Il presidente De Maria dà il benvenuto al nuovo direttore generale ASL Lecce Capochiani
15 Giugno 2026A nome dell’Ordine dei Medici Chirurghi e degli Odontoiatri della provincia di Lecce, il presidente Antonio Giovanni De Maria rivolge il proprio benvenuto e gli auguri di buon lavoro al nuovo direttore generale della Asl Lecce, Gianluca Capochiani.
“Accogliamo con favore l’arrivo del dottor Capochiani, professionista che ha maturato una significativa esperienza nella governance sanitaria pugliese. Siamo certi che saprà affrontare con competenza e spirito di servizio le sfide che attendono la sanità del nostro territorio” – dichiara De Maria.
Per il presidente dell’Ordine, il cambio al vertice della Asl rappresenta anche l’occasione per rilanciare alcune priorità strategiche non più rinviabili: “La sanità salentina dispone di professionalità di assoluto valore, ma necessita di una programmazione capace di guardare al futuro. Occorre innanzitutto completare il percorso di riforma dell’assistenza territoriale, rendendo pienamente operative le Case della Comunità, gli Ospedali di Comunità e le Aggregazioni Funzionali Territoriali previste dalla normativa nazionale e regionale. Solo una rete territoriale efficiente può garantire una reale presa in carico dei pazienti cronici e fragili e contribuire a ridurre la pressione che grava quotidianamente sui Pronto soccorso e sugli ospedali”.
Tra le questioni che l’Ordine considera prioritarie vi è anche il riordino della rete ospedaliera salentina. “Da tempo sosteniamo la necessità di aprire un confronto serio e pragmatico sul futuro degli ospedali della provincia di Lecce. La carenza di specialisti, l’invecchiamento della popolazione, l’aumento delle patologie croniche e le difficoltà di reclutamento impongono una revisione dell’attuale modello organizzativo. Non si tratta di ridurre servizi o penalizzare i territori, ma di valorizzare ogni presidio assegnandogli una missione chiara e sostenibile”.
Secondo il presidente De Maria, il futuro della rete ospedaliera dovrà passare attraverso una maggiore specializzazione delle strutture: “Occorre ragionare su ospedali con vocazione Medico-Internistica e annesso Pronto soccorso Medico, oltre a potersi dedicare alla riabilitazione e alle fragilità che con l’invecchiamento della popolazione sono sempre più rilevanti; e su Poli Chirurgici fortemente specializzati, in grado di concentrare competenze, tecnologie e volumi di attività adeguati. È una strada che può migliorare la qualità delle cure, ridurre le liste d’attesa e garantire una migliore utilizzazione delle risorse professionali disponibili”.
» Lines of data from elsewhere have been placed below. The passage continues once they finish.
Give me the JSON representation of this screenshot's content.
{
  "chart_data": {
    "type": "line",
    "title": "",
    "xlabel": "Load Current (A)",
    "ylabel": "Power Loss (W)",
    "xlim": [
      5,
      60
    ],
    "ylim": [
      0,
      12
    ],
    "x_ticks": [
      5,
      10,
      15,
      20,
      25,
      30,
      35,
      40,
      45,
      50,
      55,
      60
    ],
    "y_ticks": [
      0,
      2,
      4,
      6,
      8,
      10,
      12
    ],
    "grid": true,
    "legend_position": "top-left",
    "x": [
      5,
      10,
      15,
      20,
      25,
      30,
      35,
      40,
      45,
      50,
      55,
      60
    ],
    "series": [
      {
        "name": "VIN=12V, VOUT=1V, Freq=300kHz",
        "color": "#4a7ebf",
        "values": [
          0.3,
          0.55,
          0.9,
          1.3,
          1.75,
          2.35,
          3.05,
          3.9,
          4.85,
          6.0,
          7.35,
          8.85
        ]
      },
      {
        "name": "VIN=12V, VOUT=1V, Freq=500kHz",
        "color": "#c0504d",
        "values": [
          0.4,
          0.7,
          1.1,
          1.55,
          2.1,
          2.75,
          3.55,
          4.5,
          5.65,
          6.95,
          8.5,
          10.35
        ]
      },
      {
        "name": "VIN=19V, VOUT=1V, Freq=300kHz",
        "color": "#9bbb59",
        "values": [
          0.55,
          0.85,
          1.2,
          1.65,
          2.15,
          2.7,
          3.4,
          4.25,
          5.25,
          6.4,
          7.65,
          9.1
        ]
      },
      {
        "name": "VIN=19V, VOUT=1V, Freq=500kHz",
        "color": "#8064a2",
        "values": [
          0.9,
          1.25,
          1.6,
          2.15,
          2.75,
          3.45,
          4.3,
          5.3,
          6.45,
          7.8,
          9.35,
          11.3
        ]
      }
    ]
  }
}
Il presidente dell’Ordine richiama inoltre l’attenzione sulla necessità di affrontare in maniera strutturale il problema della carenza di personale sanitario. «La difficoltà nel reperire medici specialisti interessa ormai numerose discipline e rischia di compromettere la tenuta dei servizi. Servono politiche di attrazione dei professionisti, valorizzazione delle competenze e condizioni di lavoro che consentano ai medici di operare in sicurezza e con serenità».
Infine l’Ordine dei Medici rinnova la propria disponibilità alla collaborazione istituzionale. “Siamo pronti a mettere a disposizione della direzione generale competenze, esperienza e conoscenza del territorio. Le sfide che attendono la sanità salentina richiedono ascolto, condivisione e capacità di programmazione. Al dottor Capochiani rivolgiamo i nostri migliori auguri di buon lavoro, nella convinzione che il dialogo tra istituzioni e professionisti possa contribuire a costruire una sanità più efficiente, moderna e vicina ai bisogni dei cittadini”.